The tumor susceptibility gene 101 (TSG101) has been reported to play important roles in the development and progression of several human cancers, such as pancreatic cancer, prostate cancer, and hepatocellular carcinoma. However, its potential roles and underlined mechanisms in human glioma are still needed to be further clarified. This study was designed to assess the expression of TSG101 in glioma patients and its effects on glioma cell proliferation, migration, and invasion. Publicly available data revealed that TSG101 mRNA was significantly upregulated in glioma tissues, and high levels of TSG101 were associated with poor prognosis in glioma patients. Western blot and immunohistochemistry experiments further showed that the expression level of TSG101 protein was significantly upregulated in glioma patients, especially in the patients with high-grade glioma. The functional studies showed that knockdown of TSG101 suppressed the proliferation, migration, and invasion of glioma cells, while overexpression of TSG101 facilitated them. Mechanistic studies indicated that the proliferation, migration, and invasion induced by TSG101 in human glioma were related to AKT/GSK3β/β-catenin and RhoC/Cofilin signaling pathways. In conclusion, the above results suggest that the expression of TSG101 is elevated in glioma patients, which accelerates the proliferation, migration, and invasion of glioma cells by regulating the AKT/GSK3β/β-catenin and RhoC/Cofilin pathways.
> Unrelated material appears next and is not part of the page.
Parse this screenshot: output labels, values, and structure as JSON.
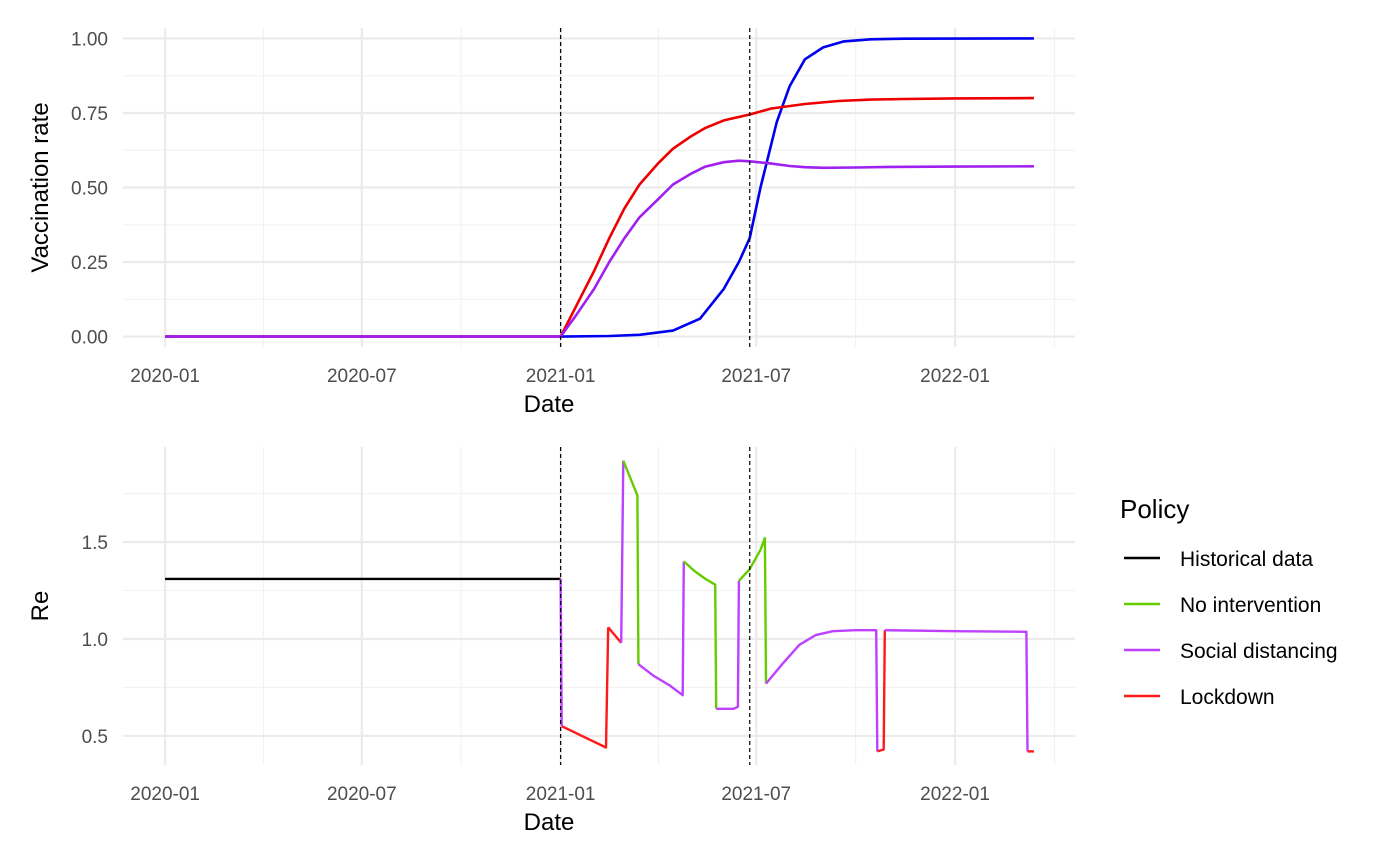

据报道，肿瘤易感基因 101 (TSG101) 在多种人类癌症的发展和进展中发挥重要作用，例如胰腺癌、前列腺癌和肝细胞癌。然而，其在人类胶质瘤中的潜在作用和突出机制仍有待进一步阐明。本研究旨在评估 TSG101 在胶质瘤患者中的表达及其对胶质瘤细胞增殖、迁移和侵袭的影响。公开数据显示，TSG101 mRNA 在胶质瘤组织中显着上调，高水平的 TSG101 与胶质瘤患者的不良预后相关。Western印迹和免疫组化实验进一步表明，TSG101蛋白在胶质瘤患者中的表达水平显着上调，尤其是高级别胶质瘤患者。功能研究表明，TSG101 的敲低抑制了胶质瘤细胞的增殖、迁移和侵袭，而 TSG101 的过表达促进了它们。机制研究表明，TSG101在人脑胶质瘤中诱导的增殖、迁移和侵袭与AKT/GSK3β/β-catenin和RhoC/Cofilin信号通路有关。综上所述，上述结果提示TSG101在胶质瘤患者中表达升高，通过调节AKT/GSK3β/β-catenin和RhoC/Cofilin通路加速胶质瘤细胞的增殖、迁移和侵袭。机制研究表明，TSG101在人脑胶质瘤中诱导的增殖、迁移和侵袭与AKT/GSK3β/β-catenin和RhoC/Cofilin信号通路有关。综上所述，上述结果提示TSG101在胶质瘤患者中表达升高，通过调节AKT/GSK3β/β-catenin和RhoC/Cofilin通路加速胶质瘤细胞的增殖、迁移和侵袭。机制研究表明，TSG101在人脑胶质瘤中诱导的增殖、迁移和侵袭与AKT/GSK3β/β-catenin和RhoC/Cofilin信号通路有关。综上所述，上述结果提示TSG101在胶质瘤患者中表达升高，通过调节AKT/GSK3β/β-catenin和RhoC/Cofilin通路加速胶质瘤细胞的增殖、迁移和侵袭。